All the same, a one-notch rating difference can still be a big concern for CLO investors. "Small changes, loan to loan, make a big difference in a CLO," said John Connor, a vice president in Hartford Investment Management's bank loan portfolio management team, which manages several CLOs. For example, a rating just one notch lower than single-B plus could make a CLO manager unable to invest in a deal because of its effect on the CLO's ratings test, he said.

To be sure, the ratings agencies' ratings methodologies do not go without justification. Moody's policy on notching is to minimize a Moody's-rated CDO's reliance on notched ratings, according to a special report written by managing director Jeremy Gluck in December on how Moody's deals with non-Moody's-rated collateral instruments in Moody's-rated collateralized debt obligations (CDOs). "Reflecting the philosophical and analytical support for minimizing reliance on notched ratings, Moody's has generally been comfortable with no more than a 20% notched bucket within multisector CDOs," Gluck said. Non-Moody's rated collateral in a product could even be unlimited, depending on certain factors, he said.

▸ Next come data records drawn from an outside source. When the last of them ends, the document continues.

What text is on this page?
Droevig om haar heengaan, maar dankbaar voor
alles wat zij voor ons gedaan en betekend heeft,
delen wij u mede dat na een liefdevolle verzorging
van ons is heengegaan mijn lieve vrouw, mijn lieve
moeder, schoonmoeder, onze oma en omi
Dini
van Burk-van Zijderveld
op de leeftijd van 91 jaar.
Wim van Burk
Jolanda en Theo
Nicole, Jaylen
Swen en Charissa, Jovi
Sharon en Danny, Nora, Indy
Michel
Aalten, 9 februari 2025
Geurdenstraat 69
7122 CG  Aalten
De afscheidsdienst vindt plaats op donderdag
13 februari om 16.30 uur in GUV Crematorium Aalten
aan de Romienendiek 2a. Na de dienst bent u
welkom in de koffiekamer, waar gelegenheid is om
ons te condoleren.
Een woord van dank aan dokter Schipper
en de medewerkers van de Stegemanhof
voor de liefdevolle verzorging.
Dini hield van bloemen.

Still, "For some asset classes, including CDOs themselves, [Moody's has] concluded that the divergence in ratings is simply too great to contemplate notching," he said. Performing ratings estimates, also known as "shadow ratings," is Moody's' preference for dealing with non-Moody's rated collateral. Shadow ratings are offered at the extra financial cost of a CLO manager or issuer.

S&P prefers to supply credit estimates for non-S&P-rated loans. "Leverage-loan securitizations generally require credit estimates for unrated assets," said David Tesher, an S&P analyst, in response to S&P's policy on non-S&P-rated collateral in CLOs. "S&P's Risk Solutions group performs estimates for such obligors using its Credit Model and other probability of default models.... Our main goal is to understand the corresponding credit risk that a prospective issuer looks to incorporate into their structure," he said.

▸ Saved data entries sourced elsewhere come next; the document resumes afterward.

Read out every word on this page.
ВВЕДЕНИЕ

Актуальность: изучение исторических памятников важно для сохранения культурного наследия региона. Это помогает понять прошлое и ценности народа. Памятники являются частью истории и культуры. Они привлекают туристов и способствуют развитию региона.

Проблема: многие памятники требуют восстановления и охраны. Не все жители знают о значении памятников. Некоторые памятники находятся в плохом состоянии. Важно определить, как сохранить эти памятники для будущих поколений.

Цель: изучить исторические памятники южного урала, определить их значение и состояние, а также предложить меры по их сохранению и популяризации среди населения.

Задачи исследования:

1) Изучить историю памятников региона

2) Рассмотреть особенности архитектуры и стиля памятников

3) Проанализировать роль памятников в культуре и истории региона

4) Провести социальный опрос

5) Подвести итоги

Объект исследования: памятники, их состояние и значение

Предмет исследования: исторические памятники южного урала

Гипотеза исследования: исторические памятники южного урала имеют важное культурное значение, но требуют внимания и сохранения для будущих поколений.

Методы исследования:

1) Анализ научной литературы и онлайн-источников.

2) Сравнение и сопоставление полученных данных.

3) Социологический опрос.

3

Fitch, on the other hand, appears to have a more flexible approach to accepting non-Fitch rated collateral. "If there is a large (two, three or more notch) discrepancy between S&P and Moody's ratings, we may take the lower of the two; if there is a split rating between investment grade and non-investment grade, we may take the lower of the two; or if we have a distinctly different opinion on a credit or sector, we may provide a private rating," said Jill Zelter, a managing director in Fitch's credit products group.

Fitch, however will accept just one Moody's or S&P rating, if only one is available. She said this methodology, which accepts the other agency ratings, is based on a past Fitch study, which concluded that its ratings usually fall in between S&P's and Moody's. "We have no mandatory minimum requirement for Fitch-rated collateral. However, if a public rating is not available, Fitch would provide a private rating for the loan," she said.

All the same, Fitch almost has to allow Moody's and S&P ratings because of the hold the two have on the loan ratings market, one investor said. "There's no way I could get a deal done without using Moody's and S&P," he said. "They've become the de facto

standard."

Ultimately, despite investor discrepancies regarding the two agencies' dominance in the loan ratings space, CLO managers said the issues they face in arranging their CLOs with the agencies are, for the most part, manageable. "In the positive environment we are in now, [notching] is not much of an issue... But when collateral becomes really stressed, then it becomes a real issue," said Tiffen.

"You work around it," an investor said. "If the ratings agencies maintain consistency and are open to suggestions when structuring CLOs, then CLO managers can deal with the investment restrictions."

"It all depends on how strong your dialogue is with the agencies," added Tiffen.